Singapore teen in court over anti-Lee Kuan Yew video

A Singaporean teenager arrested for posting an expletive-laden YouTube video attacking the country’s late founding leader Lee Kuan Yew and Christianity was charged Tuesday with jailable offences including hurting religious feelings. Amos Yee, a slight student, smiled and fidgeted as charges were read to him in a district court. He was released on $14,500 (SG $20,000) bail. Yee, who at 16 is old enough to be tried as an adult, was already known in the local YouTube community for humorous postings and a bit role as a child actor in a comedy movie called “We Not Naughty”. Yew has been slapped with three separate charges, including one for actions that have the “deliberate intention of wounding the religious or racial feelings of any person”.

Police take a stern view of acts that could threaten religious harmony in Singapore.

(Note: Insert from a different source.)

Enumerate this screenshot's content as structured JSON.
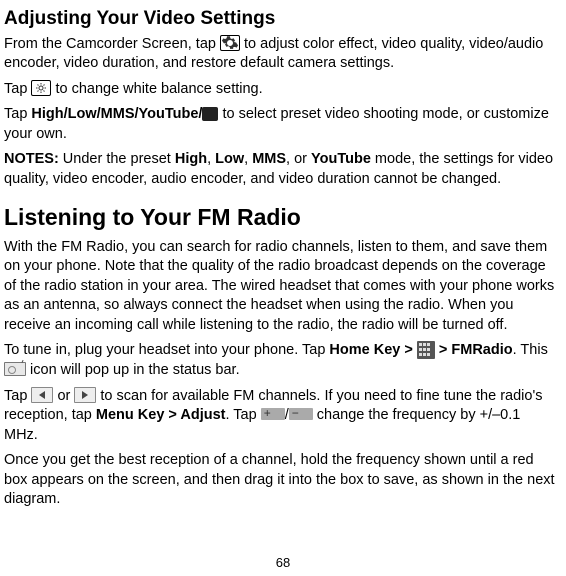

Deputy police commissioner Tan Chye Hee

Yee was also charged with putting into circulation an obscene object as well as for threatening, abusive or insulting communication under the city-state’s newly enacted Protection from Harassment Act. In an eight-minute video titled “Lee Kuan Yew is finally dead” Yee launched a scathing attack on the 91-year-old political patriarch who was cremated after a state funeral Sunday. Lee was revered by citizens for Singapore’s prosperity and social stability but also criticised by rights groups for entrenching a system that called for one dominant political party, the muzzling of the press and curbing political liberties including free speech. Some Singaporeans who openly questioned Lee’s record and scoffed at the emotional reaction of many to his death have been attacked in social media by his supporters.